You can find them at every company— the good guys, the hard workers, the eager beavers, the workhorses. Companies need these people, or at least most of them. But what is increasingly separating the great companies from the stragglers is outstanding talent— the number of exceptionally talented, not just average, players that a company has.
I’ve been fortunate to have met and worked with a great number of people throughout my career and it’s very rarely a surprise to me to see a headline about a particular company, that I know well, that has lost significant market share, had to seriously retool themselves or goes under. 90% of the time, these companies have unimpressive people at the helm, people who just stayed too long or the company simply didn’t invest in ‘rock stars’.
In the late ‘80s, companies were big on training, ‘developing and promoting from within’ – ultimately creating ‘lifers’ who would hopefully stay with a firm from college to retirement.
Those days are over. There’s simply no time for that in most industries. Competition is so fierce that companies that do not have the best of the best, and bring new ideas and talent on board, find themselves missing the boat.
I was recently speaking to an executive at a well-known brand in the Midwest that left a market very shortly after shipping their first product. I asked him what happened and he shared with me the company thought they could train their existing staff to develop contemporary mobile software. This was a company known for its weak interface design but somehow the management team thought they could send everyone to ‘boot camp’ and turn them into Apple UX clones. On top of that, the engineering team had a 9-to-5 mentality and lacked the passion of their competitors in Silicon Valley and China. Not one new hire was made out of the iOS or Android space. No wonder their product bombed!
A Bay Area company recently looked into the dark abyss of ‘failed companies’ before it was pulled out and ‘re-tooled’. We spoke to a number people at all levels there, frankly, hoping to recruit them. One thing was perfectly clear after those discussions—the company hired smart people with virtually no prior relevant experience.
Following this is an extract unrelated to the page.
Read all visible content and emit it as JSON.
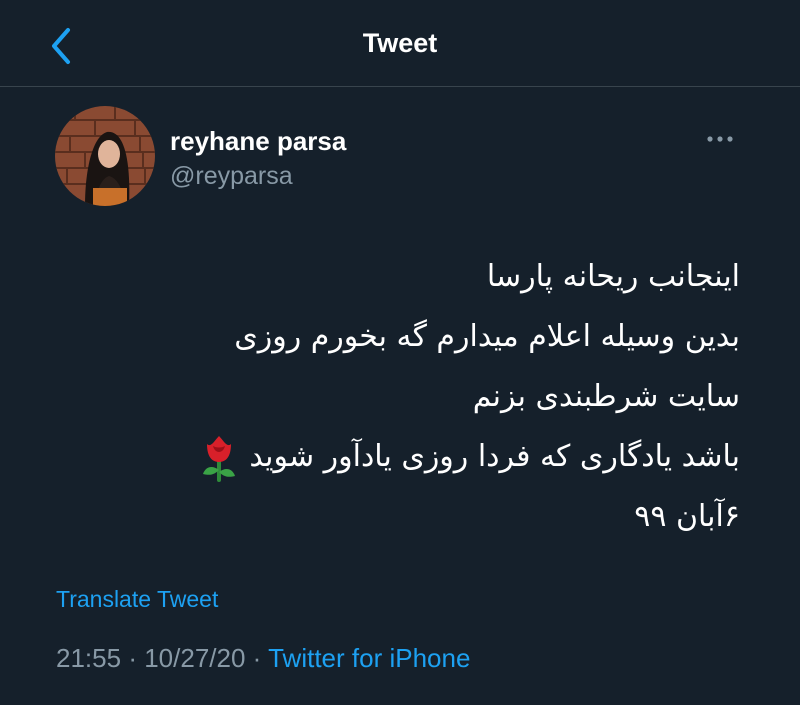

I’m all for the top-tier education but nothing can overcompensate for experience. Many bad product decisions were made and ultimately the marketing and development teams created a product that couldn’t be manufactured.
‘Good enough’ is no longer the benchmark. You don’t need everyone in the company to be outstanding but you do need the right people to be outstanding. Investing in that talent won’t be cheap—but bringing them on early enough and fast enough is what differentiates great companies from good enough companies.